Probability: Introduction/

A lot of mathematical reasoning is concerned with trying to predict outcomes of events. If I create a sphere of radius 20cm, how large will the surface area be? If I put together 20ml of a 20% acid solution and 30ml of a 50% acid solution, what kind of solution do I get? What will the speed of a fallin apple be after 0.1 seconds? If the roulette ball has an initial speed of 3 meter per seconds, and a given initial direction, and the roulette wheel is spinning at a certain speed, where will the ball end? If the interest rate increases by 0.05, and productivity increases by 3%, how will it affect unemployment rate? Unfortunately, in many situations, theories from the sciences, social sciences, or economics are not strong enough to predict these outcomes. Or, the theories may be accurate, but the data available is just not sufficient, which is the case in the roulette example. In those cases, the outcomes seem to us random, or unpredictable.
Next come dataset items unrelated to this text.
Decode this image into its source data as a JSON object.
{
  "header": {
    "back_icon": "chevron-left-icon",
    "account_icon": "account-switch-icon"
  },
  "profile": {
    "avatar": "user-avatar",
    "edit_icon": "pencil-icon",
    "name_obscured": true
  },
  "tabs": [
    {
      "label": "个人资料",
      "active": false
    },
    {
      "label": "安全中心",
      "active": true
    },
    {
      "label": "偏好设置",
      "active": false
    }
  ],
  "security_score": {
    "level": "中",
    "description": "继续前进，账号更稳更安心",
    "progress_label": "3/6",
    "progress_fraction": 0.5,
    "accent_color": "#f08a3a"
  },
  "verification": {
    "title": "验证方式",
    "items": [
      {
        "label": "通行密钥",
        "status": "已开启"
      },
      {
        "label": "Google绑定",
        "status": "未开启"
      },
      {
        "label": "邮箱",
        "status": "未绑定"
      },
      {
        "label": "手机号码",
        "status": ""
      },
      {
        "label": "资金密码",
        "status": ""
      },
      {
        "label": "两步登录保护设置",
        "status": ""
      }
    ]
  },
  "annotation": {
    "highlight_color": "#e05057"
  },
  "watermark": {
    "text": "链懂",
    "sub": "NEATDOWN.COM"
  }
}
This is where Probability Theory and Statistics enter. There is usually a better prediction than "I don't know what will be the outcome, it is random anyway." Although you cannot predict the outcome in these cases, you may be able to describe the likelihood of the different possible outcomes. And this may tell you what to expect. Of course, expectations are not always what you get, but we will see that in the long run it is.

Probability Theory uses some terminology which we have to get used to. An experiment has some unknown outcome. Simple examples are rolling a die, throwing a coin, or selecting a card from a shuffled 52-card deck. But the weather tomorrow, or the outcome of elections, are also experiments. We concentrate on one feature of the experiment, like which number the die shows, whether the coin shows head or tail, or what card is chosen, thereby neglecting other possible features (as, for instance, how long the die rolls. Therefore when describing an experiment you should always desribe the procedure and what you are looking at. Very often there are only finitely many possible outcomes. These outcomes are called the simple events. We have six simple events in the die example, two simple events ("head" and "tail") for coins, and 52 simple events for the cards. General (nonsimple) events are groups of simple events. Examples are all aces (combining four simple events) or all diamonds (combining 13 simple events), but more complicated groups are also possible. A formal mathematician would say that every subset of the set of simple events forms an event.

Next we want to assign a value P(A) to each event A, the probability or likelihood that the outcome of the experiment belongs to A. A probability of 0 means that the event can not occur, a probability of 1 means that the event will certainly occur, but everything between these two extremes is possible.

There are different ways to obtain these probabilities. One way is to perform the experiment often and measure how often the event occurs. If you perform the experiment n times, and if in k of the cases event A occurs, then the empirical probability p(A) of that event is defined to be the relative frequency k/n of the event. An obvious disadvantage is that we have to perform the experiment repeatedly, and also that the probabilities we get vary slightly.

However, we are considering so-called a priori models here, where we want to avoid having to perform the experiment at all. Rather we are interested in obtaining values of theoretical probabilities p(A) using mathematical reasoning (theory). These values should predict the relative frequency (empirical probability) as described above in the following sense:

Law of Large Numbers: If an experiment is repeated more and more times, the empirical probability (relative frequency) of an event will converge (come closer and closer) to its theoretical probability. If not, the a priori model is not a good reflection of reality.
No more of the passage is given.